Il Rotary Club Bergamo Città Alta ha donato 18 computer alle scuole bergamasche

I pc sono dei portatili con una configurazione per attività di laboratorio e di gruppi classe digitali. Ecco le scuole destinatarie

Il Rotary Club Bergamo Città Alta ha donato 18 computer alle scuole bergamasche
Scuola Bergamo, 13 Luglio 2021 ore 17:25

Stamattina, martedì 13 luglio, all’Ufficio Scolastico Territoriale di Bergamo, in via Pradello, ha avuto luogo la consegna di diciotto nuovi e speciali notebook da parte del Rotary Club Bergamo Città Alta ad altrettanti Istituti comprensivi della città di Bergamo e provincia.

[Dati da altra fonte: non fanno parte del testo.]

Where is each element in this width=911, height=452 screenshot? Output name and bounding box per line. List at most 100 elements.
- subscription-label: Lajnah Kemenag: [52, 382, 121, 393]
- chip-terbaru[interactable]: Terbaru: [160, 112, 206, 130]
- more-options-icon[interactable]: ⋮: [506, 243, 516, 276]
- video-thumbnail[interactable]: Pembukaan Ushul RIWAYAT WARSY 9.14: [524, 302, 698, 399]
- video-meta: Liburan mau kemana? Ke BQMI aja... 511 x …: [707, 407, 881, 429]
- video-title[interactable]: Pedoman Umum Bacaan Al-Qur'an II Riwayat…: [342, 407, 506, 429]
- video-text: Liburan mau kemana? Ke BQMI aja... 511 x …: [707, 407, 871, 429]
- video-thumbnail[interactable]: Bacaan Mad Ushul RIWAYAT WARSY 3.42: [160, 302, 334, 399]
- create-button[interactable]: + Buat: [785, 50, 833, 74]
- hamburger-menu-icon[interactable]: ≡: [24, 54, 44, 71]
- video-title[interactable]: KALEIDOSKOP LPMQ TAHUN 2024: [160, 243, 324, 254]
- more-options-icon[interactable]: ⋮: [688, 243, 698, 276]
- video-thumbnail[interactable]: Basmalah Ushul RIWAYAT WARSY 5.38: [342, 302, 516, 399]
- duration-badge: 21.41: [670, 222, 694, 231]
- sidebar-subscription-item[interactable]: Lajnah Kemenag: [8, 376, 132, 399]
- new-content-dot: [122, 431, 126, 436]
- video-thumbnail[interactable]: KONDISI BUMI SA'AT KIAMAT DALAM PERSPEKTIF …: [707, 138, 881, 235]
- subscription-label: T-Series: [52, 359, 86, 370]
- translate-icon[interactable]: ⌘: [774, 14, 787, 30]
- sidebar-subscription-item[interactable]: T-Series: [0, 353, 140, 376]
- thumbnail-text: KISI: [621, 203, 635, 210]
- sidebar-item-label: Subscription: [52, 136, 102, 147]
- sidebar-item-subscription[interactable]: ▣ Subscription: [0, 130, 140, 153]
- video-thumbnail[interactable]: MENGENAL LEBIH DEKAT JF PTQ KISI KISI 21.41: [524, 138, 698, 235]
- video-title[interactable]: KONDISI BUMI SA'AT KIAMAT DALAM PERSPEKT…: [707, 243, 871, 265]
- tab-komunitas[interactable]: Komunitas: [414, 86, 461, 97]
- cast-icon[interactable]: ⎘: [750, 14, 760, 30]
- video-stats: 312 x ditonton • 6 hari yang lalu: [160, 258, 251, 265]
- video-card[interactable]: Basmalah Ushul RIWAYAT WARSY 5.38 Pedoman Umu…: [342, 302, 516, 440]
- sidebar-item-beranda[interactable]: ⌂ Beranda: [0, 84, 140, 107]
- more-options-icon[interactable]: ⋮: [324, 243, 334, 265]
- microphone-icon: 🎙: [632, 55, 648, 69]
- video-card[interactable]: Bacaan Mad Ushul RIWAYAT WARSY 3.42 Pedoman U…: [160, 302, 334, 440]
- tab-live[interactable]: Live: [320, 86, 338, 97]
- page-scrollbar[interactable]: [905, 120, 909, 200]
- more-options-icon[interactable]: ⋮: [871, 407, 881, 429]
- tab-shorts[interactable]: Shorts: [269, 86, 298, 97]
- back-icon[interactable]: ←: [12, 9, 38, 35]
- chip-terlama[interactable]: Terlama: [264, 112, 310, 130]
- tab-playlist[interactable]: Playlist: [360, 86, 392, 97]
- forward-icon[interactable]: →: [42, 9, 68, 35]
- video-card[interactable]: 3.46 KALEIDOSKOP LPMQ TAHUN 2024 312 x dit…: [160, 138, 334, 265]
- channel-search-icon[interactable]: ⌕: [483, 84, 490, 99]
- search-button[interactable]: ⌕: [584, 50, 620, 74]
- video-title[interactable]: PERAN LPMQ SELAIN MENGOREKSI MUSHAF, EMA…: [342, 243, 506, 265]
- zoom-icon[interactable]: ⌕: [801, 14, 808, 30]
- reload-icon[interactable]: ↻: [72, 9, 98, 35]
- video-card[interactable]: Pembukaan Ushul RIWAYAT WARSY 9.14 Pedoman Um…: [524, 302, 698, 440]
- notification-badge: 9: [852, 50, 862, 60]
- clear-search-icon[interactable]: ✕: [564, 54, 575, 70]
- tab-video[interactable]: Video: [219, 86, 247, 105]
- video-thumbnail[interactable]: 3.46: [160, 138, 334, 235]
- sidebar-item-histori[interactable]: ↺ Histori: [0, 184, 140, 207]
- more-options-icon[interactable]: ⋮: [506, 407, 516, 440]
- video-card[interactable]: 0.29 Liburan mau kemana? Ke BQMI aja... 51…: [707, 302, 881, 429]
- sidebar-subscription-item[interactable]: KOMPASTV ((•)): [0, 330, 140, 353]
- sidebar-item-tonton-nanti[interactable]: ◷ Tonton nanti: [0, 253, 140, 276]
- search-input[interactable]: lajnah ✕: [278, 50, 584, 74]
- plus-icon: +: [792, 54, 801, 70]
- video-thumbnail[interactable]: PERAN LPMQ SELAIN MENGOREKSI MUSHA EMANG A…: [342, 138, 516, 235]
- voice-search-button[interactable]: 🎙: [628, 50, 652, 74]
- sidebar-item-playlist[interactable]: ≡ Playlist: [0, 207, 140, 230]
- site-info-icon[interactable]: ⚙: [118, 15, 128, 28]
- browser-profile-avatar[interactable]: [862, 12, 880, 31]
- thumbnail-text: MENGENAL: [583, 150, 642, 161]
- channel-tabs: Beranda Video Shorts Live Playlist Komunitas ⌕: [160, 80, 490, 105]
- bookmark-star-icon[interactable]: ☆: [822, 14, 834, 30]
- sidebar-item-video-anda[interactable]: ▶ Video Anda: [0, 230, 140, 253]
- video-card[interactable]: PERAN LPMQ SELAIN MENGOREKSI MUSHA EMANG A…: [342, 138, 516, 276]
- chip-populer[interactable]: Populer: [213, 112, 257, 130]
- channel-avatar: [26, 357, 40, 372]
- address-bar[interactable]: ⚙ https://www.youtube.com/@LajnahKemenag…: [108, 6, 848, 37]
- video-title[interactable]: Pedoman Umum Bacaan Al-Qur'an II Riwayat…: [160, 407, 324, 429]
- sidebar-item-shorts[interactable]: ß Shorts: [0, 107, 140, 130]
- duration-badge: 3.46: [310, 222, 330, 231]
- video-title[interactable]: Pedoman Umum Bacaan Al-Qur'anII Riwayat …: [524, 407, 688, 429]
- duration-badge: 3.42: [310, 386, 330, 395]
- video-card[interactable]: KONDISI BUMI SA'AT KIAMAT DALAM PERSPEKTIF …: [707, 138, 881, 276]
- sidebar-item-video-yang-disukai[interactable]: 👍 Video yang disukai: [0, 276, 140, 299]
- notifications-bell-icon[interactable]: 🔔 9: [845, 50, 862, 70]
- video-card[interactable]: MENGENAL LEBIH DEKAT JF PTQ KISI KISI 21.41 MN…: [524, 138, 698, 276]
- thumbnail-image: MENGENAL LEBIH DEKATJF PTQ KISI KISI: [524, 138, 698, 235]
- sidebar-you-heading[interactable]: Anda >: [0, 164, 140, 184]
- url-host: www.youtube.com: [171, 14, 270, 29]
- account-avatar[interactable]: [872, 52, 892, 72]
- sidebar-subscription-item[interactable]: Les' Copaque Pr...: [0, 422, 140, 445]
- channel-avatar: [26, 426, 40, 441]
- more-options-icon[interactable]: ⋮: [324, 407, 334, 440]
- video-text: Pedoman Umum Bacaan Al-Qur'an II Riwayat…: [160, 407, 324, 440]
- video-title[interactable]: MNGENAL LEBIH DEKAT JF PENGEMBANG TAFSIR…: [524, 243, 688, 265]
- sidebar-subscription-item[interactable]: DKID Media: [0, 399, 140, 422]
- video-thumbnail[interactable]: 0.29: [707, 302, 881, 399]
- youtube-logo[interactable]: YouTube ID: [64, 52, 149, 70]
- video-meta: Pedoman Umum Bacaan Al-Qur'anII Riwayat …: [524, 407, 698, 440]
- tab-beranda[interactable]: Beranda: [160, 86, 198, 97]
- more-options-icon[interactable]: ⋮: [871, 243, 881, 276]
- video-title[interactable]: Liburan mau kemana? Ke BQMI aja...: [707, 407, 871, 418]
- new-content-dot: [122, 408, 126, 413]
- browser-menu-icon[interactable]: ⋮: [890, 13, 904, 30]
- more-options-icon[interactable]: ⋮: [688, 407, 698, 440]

Si tratta di pc portatili con possibile configurazione di gestione per macchine di laboratorio.

Da sinistra: Seccomandi, Graziani e Medolago

«Sono molto soddisfatta per il gesto di generosità del Rotary Club Bergamo Città Alta che, con il consueto spirito di servizio, ha contribuito ad attivare iniziative utili e necessarie a sostenere anche la didattica - sottolinea Patrizia Graziani, dirigente dell’Ufficio Scolastico Territoriale di Bergamo –. Per questo ho richiesto, a nome delle scuole, la donazione dei Pc di ultima generazione, quindi rivolgo un pensiero di riconoscenza al Rotary Club Bergamo Città Alta e a tutti i donatori per il buon esito dell’iniziativa».

La consegna simbolica è avvenuta fra Emanuele Medolago ed Enrico Seccomandi, rispettivamente presidente uscente ed entrante del Rotary Club Bergamo Città Alta, con la dirigente dell’Ufficio Scolastico Territoriale Patrizia Graziani.

A seguire, è avvenuta la consegna vera e propria dei pc di ultima generazione ai dirigenti scolastici dei diciotto Istituti comprensivi dell’ambito scolastico quattro: gli Ic De Amicis, Santa Lucia, Muzio, Mazzi, Donadoni, Da Rosciate, Camozzi, Petteni, Savoia-Nullo di Bergamo e gli Ic di Azzano San Paolo, Curno, Gorle, Sorisole, Stezzano, Torre Boldone, Treviolo, Urgnano, Zanica.

Foto di gruppo con i dirigenti scolastici

Ora i diciotto speciali computer sono pronti a fare il loro ingresso a scuola, venire configurati e utilizzati in un laboratorio didattico o in un gruppo classe digitale. Questa iniziativa solidale è stata condotta con il supporto e la collaborazione dell’Istituto Scolastico Capofila del Piano Nazionale Scuola Digitale.